Uważam, że przy wyborze perfum nie powinniśmy kierować się płcią, ale tym, co nam się podoba.
Trwałość zapachu jest ważna dla wielu osób przy zakupie perfum. Jak sprawdzić, czy zapach jest trwały? Ogólnie rzecz biorąc, drzewno-ciepłe nuty, takie jak oud, bursztyn czy żywice, utrzymują się znacznie dłużej, podczas gdy lekkie, owocowe zapachy ulatniają się szybciej. Moja rada: Jeśli masz suchą skórę, nawilż wcześniej miejsca, w których zapach będzie miał kontakt ze skórą. To wydłuży jego trwałość. Jeśli masz tłustą skórę, unikaj nakładania dodatkowego kremu nawilżającego, ponieważ przyniesie to odwrotny efekt. W przeciwnym razie ubrania i włosy będą dobrymi nośnikami zapachu.
Sezonowe zapachy są teraz w modzie. Dlaczego sięgamy po różne perfumy w zależności od pory roku?

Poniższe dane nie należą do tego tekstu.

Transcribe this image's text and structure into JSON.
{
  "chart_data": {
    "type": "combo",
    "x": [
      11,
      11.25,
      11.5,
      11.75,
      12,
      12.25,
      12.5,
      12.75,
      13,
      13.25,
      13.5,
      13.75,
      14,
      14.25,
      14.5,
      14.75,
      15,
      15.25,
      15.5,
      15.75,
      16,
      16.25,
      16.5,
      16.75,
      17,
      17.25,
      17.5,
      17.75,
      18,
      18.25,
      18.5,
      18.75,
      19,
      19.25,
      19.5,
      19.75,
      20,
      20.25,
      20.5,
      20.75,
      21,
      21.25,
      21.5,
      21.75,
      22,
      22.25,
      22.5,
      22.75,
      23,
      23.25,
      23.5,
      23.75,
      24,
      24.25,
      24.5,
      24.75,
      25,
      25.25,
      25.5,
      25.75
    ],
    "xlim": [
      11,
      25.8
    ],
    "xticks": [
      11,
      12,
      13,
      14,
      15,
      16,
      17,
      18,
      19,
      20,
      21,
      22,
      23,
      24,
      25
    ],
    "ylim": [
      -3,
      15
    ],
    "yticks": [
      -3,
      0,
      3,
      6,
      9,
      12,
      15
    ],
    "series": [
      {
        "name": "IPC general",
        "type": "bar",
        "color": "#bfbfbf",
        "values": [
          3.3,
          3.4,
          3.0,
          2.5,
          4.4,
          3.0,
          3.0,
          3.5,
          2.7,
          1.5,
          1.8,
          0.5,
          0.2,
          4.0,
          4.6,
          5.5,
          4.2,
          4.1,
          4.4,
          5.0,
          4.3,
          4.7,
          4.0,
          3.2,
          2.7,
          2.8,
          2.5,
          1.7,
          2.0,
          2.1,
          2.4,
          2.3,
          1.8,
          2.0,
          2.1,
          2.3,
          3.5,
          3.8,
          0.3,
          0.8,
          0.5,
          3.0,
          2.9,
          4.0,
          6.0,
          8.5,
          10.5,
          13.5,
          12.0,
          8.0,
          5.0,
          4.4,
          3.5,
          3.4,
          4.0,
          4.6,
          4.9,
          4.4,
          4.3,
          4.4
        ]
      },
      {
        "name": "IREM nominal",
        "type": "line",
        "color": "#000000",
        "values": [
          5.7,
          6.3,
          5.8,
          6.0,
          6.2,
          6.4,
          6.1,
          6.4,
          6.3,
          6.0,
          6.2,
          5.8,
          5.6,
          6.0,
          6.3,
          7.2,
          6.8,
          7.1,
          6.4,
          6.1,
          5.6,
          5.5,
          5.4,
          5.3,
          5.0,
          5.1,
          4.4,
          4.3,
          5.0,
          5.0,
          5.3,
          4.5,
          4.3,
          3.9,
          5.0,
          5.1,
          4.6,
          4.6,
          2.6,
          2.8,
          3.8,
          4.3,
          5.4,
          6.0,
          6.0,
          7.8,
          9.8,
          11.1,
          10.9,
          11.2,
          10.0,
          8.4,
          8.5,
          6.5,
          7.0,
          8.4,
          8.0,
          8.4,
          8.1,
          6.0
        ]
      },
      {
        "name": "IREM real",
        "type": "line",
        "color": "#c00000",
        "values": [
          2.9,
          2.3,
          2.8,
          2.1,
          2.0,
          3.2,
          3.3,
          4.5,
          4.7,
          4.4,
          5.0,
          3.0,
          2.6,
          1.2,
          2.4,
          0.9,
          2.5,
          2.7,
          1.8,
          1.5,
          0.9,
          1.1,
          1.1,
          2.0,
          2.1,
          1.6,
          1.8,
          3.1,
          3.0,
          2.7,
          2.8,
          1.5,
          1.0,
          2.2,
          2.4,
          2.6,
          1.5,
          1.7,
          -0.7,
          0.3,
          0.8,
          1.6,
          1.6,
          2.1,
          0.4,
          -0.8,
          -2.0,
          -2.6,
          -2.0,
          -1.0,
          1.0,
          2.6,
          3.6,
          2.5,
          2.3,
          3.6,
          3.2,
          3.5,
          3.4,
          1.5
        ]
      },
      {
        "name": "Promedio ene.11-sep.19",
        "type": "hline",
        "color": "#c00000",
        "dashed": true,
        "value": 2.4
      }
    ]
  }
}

Upał wzmacnia zapachy, a zimno przyspiesza ich ulatnianie. Latem ludzie często preferują lekkie, świeże zapachy, aby nie czuć się przytłoczeni własnymi perfumami. W chłodniejszych porach roku cięższe zapachy znów są w modzie, ponieważ niższe temperatury nie rozwijają ich tak intensywnie.
 
 
 
 
Wybór zapachów wydaje się nieograniczony. Jakiej rady udzieliłbyś komuś, kto jeszcze nie znalazł swojego stylu? Zapachy powinny być zabawą. Próbuj czegoś nowego każdego dnia, łącz je, eksperymentuj. Używaj mini zestawów lub próbek zapachów, eksperymentuj z perfumowanymi balsamami do ciała lub żelami pod prysznic. Nie ma dobrych ani złych – zapachy to sztuka, która nie ma reguł.